Will, the article you are commenting on has Staton's opinion about Clausen pre-draft. You can find more of it here:

http://seahawksdraft.blogspot.com/2010/01/prospect-archives.html


Now if Rob would have just stuck with what he knew about Clausen instead of falling for some Carroll loves Clausen rumor, he'd really look like a genius right now!

DUWORKSON said...

Bundle our 60th pick move-up in the draft and get DT Brian Price!

Anonymous said...

I have this feeling that the Hawks will be trading Hasselbeck today.

Scott said...

Rob, I in NO WAY think the Hawks trade their 2nd in any fashion for a deal involving Lynch. With Lynch's value being so low I'd be more inclined to see one of our 4th's being traded for Lynch and a 5th or something in that capacity.
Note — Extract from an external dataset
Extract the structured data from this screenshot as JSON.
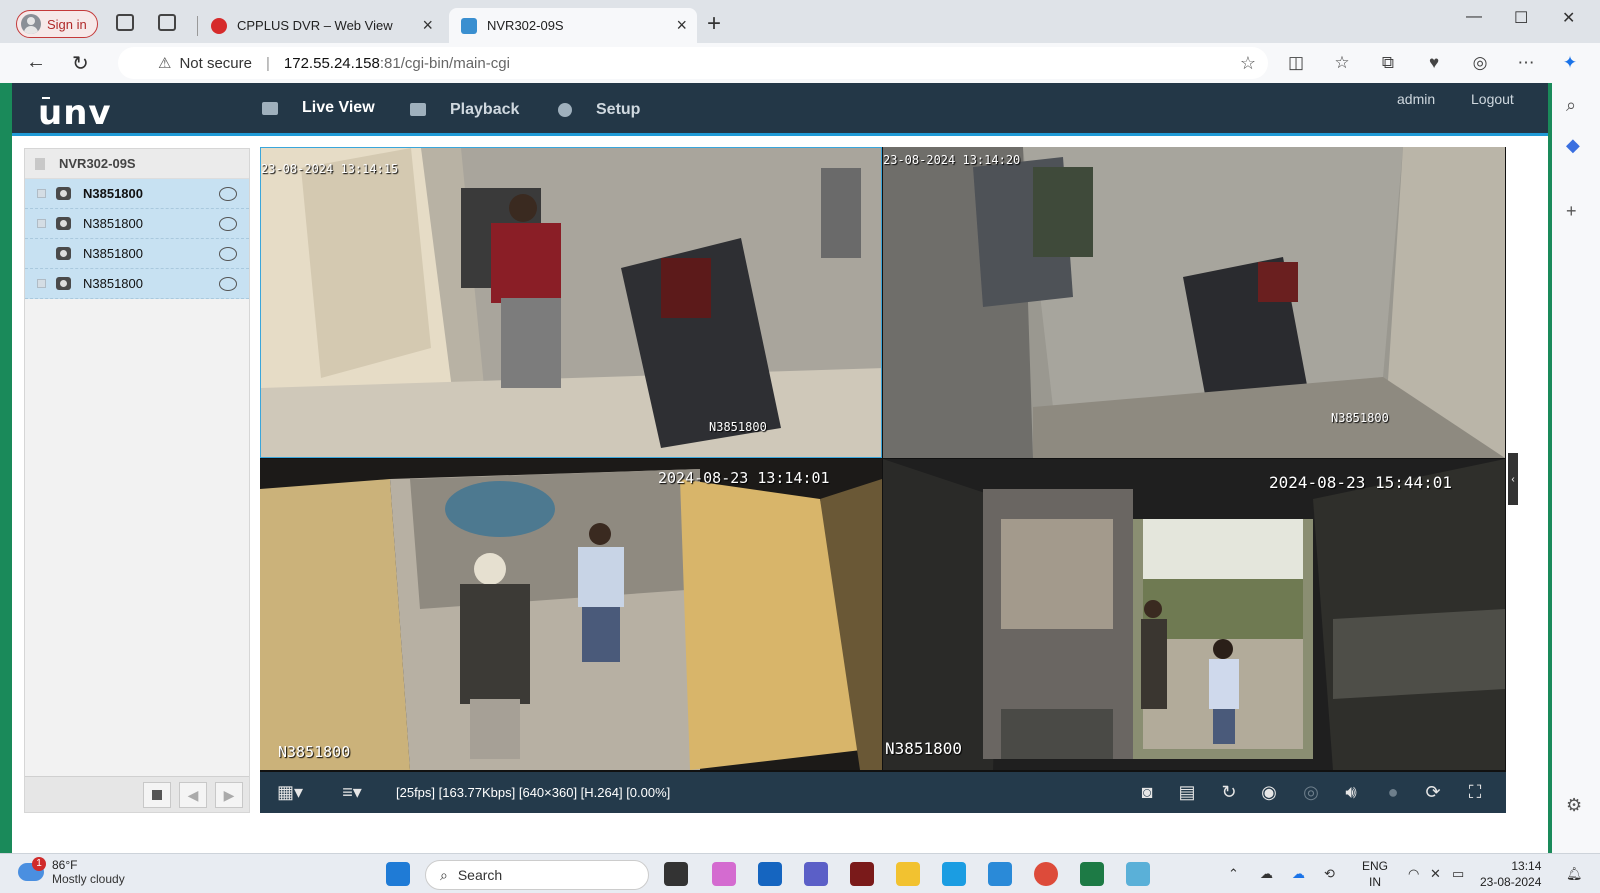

I do think he could answer a small question for us without having to use one of our draft picks on a RB and that is somewhat why I would have interest in seeing it happen. I'm not particularly a fan of his, but he certainly can be productive.

I would much rather see a WR picked or some weapon on offense.

Anonymous said...

With Kindle and Clausen dropping out of the first, how sweet it would be to have a secound round pick at say.... 40 to trade out of and pick up additional 2nd and 3rd round picks.... oh wait..... I may be wrong but the CW trade really hurts us with the rebuilding process. Now if Hass has back issues and CW comes in and lights it up I will be proven wrong. I really feel that with the talent in the secound and third rounds we should have worked harded to build depth through the draft. Can't wait to see what happens next. Great Work on the blog guys, you have made the off season entertaining. Hats off to all of you.